It’s your first day at a new job. You wake up early, carefully select what you will wear, check traffic to make sure you will arrive in plenty of time. When you arrive, you can’t figure out how to get in the building. The front door is locked. There is no one around. You ring a delivery bell and someone comes from deep in the building to open the door, but they quickly walk away after letting you in. You have no idea where to go or who you’re supposed to meet. The only people you know are who you interviewed with, so you find someone and ask for the person who signed your offer letter. After a ten minute wait in the lobby, the hiring manager comes to meet you. He takes you to the work area, but your desk, computer and phone aren’t ready yet. He makes some calls to IT and Facilities and assures you things will be set up shortly. While you wait, you notice most of the employees are either running around or working silently at their desks, while giving you side eye glances. Your new manager is frantically trying to find keys for you and activate your badge. Having no luck locating keys, he has you sit in a conference room with a copy of the handbook while he attends a meeting. It’s been almost 2 hours and no one has said hello or introduced themselves, and you still don’t have a work space. How do you feel?

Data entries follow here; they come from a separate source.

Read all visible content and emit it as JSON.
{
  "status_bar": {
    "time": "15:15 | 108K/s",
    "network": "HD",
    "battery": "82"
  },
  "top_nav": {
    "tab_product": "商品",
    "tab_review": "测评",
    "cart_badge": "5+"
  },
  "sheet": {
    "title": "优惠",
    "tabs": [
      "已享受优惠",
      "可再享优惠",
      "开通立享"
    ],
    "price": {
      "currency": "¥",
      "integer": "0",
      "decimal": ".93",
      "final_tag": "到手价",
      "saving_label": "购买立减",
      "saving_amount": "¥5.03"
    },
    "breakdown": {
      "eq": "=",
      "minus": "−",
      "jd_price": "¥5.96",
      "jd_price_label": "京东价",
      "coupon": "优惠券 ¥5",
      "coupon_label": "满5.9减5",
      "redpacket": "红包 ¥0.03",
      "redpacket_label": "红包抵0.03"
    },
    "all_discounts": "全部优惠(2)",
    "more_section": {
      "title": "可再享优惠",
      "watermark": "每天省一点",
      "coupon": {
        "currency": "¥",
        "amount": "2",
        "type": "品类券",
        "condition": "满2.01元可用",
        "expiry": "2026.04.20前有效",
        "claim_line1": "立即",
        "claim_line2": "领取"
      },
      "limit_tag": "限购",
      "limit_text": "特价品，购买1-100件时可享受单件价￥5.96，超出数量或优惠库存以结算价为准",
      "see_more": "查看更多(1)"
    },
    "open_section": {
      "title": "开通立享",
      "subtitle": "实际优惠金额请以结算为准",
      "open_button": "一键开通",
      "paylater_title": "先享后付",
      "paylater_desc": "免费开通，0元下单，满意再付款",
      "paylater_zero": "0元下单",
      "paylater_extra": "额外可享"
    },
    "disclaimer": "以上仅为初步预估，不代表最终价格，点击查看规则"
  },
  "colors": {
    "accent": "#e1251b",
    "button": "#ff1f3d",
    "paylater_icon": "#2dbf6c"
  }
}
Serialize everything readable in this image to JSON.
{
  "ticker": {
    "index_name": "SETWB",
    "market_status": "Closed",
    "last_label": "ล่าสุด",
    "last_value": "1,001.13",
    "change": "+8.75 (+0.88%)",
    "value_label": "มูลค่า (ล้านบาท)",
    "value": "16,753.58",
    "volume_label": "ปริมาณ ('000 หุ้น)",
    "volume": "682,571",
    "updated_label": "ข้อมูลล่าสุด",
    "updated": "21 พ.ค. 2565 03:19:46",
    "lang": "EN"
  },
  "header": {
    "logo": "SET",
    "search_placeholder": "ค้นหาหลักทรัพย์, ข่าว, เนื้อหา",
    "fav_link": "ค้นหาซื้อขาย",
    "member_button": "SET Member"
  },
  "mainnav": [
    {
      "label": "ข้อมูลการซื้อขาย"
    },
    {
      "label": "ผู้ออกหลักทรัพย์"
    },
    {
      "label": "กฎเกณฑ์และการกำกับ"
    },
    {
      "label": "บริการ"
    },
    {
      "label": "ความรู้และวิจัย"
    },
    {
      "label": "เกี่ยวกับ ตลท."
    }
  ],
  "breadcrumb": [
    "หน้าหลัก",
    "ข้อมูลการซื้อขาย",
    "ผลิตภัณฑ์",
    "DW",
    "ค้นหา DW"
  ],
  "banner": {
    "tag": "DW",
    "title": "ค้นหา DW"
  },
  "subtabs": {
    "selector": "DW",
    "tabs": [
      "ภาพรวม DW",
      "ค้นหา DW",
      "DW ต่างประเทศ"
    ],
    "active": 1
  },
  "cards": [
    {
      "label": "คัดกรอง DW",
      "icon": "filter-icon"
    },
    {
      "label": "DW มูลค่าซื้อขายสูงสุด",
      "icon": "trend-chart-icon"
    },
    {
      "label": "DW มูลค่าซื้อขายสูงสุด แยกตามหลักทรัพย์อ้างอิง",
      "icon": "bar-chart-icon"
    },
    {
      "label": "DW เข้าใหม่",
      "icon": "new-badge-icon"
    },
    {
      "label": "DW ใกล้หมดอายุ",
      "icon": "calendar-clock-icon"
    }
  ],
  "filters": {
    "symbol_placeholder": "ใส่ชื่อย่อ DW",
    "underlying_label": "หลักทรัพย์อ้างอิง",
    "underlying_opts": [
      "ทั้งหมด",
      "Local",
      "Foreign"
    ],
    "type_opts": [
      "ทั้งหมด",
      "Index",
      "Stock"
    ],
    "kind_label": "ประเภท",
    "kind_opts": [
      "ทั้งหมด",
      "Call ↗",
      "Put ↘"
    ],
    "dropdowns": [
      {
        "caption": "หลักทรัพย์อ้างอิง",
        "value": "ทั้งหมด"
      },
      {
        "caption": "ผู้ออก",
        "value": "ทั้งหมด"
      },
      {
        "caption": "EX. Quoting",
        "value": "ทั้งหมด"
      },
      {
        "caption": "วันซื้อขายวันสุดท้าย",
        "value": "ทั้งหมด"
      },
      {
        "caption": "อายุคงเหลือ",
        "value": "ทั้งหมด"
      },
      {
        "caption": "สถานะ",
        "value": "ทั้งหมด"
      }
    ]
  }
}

Studies show that top talent wants to know they joined an organization that is also at the top of their game, not second guess their choice. The scenario above, while extreme, shows the disorganized start to the employment relationship does not give the impression that this is a work place running smoothly. The hiring manager sets the start date, they should be prepared to welcome new employees on their first day. Having a work space complete with any necessary codes, badges, phones and computer and email access ready to go will show your new hire that you are excited about them, which is proven to help retain them. New employees who go through a structured onboarding program are fifty-eight percent more likely to be with the organization after three years. Implementing a structured onboarding procedure that is a repeatable process gets all employees an understanding of, and connection to, the company culture, making them productive faster and with a higher quality of work, in turn strengthening your strategic planning.
The first ninety days are the most crucial for connecting with new employees. Ninety percent of employees decide whether they’ll stay with an organization in the first six months. They may not act on that decision for three to five more years, but once the decision is made to leave, they’ve checked out and the impact to their productivity is immediate. Actions like setting up a peer mentor for your new employee further help to develop strong employee to employee connections that enhances engagement. Small gestures like taking your employee to lunch on their first day helps solidify those connections, and makes an employee feel good about their choice to join you, and more importantly stay with you. The cost of making a hire can be as high as 40% of their annual salary. Half of all hourly employees leave new jobs in the first 120 days, and half of all senior level outside hires fail with in 18 months. Having a structured onboarding program greatly reduces the risk that your new hire will fizzle out.